Yes, you can follow this recipe:
https://www.justonecookbook.com/borscht-soup-hong-kong-style/
Hope you enjoy!
Just curious, what is the purpose of boiling so long in step 1 “Preparing the Oxtail”? Most Asian recipes boil only for ~5 minutes; the gunk comes out after that time. Can I boil for less time in step 1 and more in the pressure cooker step? I’d like to be able to leave the house while it cooks in the pressure cooker. Thanks.
Hi hmucha! Thank you so much for bringing this to my attention!
Based on a recipe that I adapted from (a blog, but it’s not available anymore), I boiled for 45 minutes (original was 1 hour). And I have been doing that for a long time since I made that (non pressure cooker version) recipe.
https://www.justonecookbook.com/borscht-soup-hong-kong-style/
However, since you mentioned, I did some research, and you’re right.
In Japanese recipes, most recipes recommend 1-3 times to boil. You put the oxtail in cold water, bring it to boil, then throw away water. Then add water, bring it to boil, then trow away… some recipes recommend for once or twice, or three times.
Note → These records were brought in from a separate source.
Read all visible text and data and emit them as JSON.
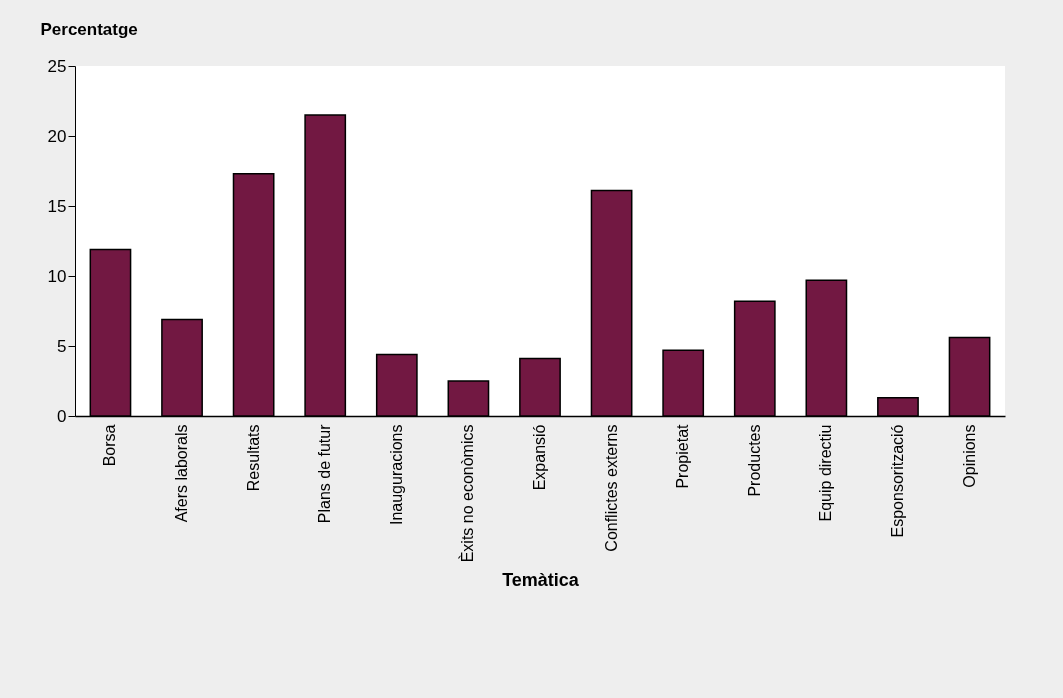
{
  "chart_data": {
    "type": "bar",
    "ylabel": "Percentatge",
    "xlabel": "Temàtica",
    "categories": [
      "Borsa",
      "Afers laborals",
      "Resultats",
      "Plans de futur",
      "Inauguracions",
      "Èxits no econòmics",
      "Expansió",
      "Conflictes externs",
      "Propietat",
      "Productes",
      "Equip directiu",
      "Esponsorització",
      "Opinions"
    ],
    "values": [
      11.9,
      6.9,
      17.3,
      21.5,
      4.4,
      2.5,
      4.1,
      16.1,
      4.7,
      8.2,
      9.7,
      1.3,
      5.6
    ],
    "color": "#721842",
    "ylim": [
      0,
      25
    ],
    "yticks": [
      0,
      5,
      10,
      15,
      20,
      25
    ],
    "grid": false
  }
}
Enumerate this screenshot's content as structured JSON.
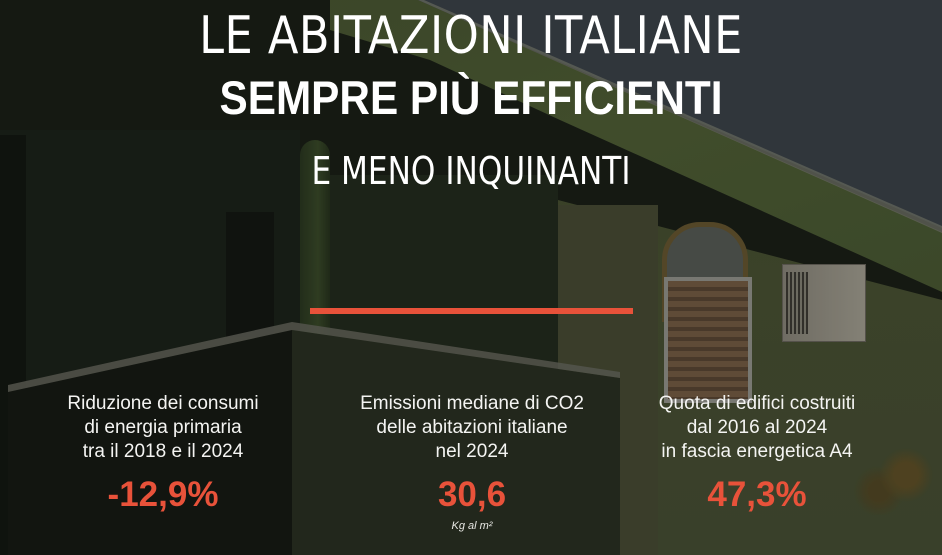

It takes some time to bring to boiling (since it’s from water), so I’d say if you have time, do it 3 times, but I think one time works.
American/western recipes usually recommend just once.
I wish I did some extensive research before I used that original recipe to cook oxtail, but it was my first time using oxtail and I just followed the recipe without doing my research.
I updated my recipe with more information. Sorry the video doesn’t match in the beginning. I’ll try again with 15 minutes boiling and see how the oxtail becomes for this recipe. 🙂
Thank you again for your comment!
Wow, thanks for doing the research. I’m Chinese and the recipes I’ve seen just boil the meat for ~5 minutes. I’m not surprised that Japanese recipes are more thorough. 🙂
By the way, your written recipe doesn’t say when to put in the carrots. I see from the video it’s step 3.
Thank you for pointing that out that carrot is missing in the recipe. I added the carrot in the directions. 🙂
FYI, the recipe has been updated with a new video & new recipe. Thank you!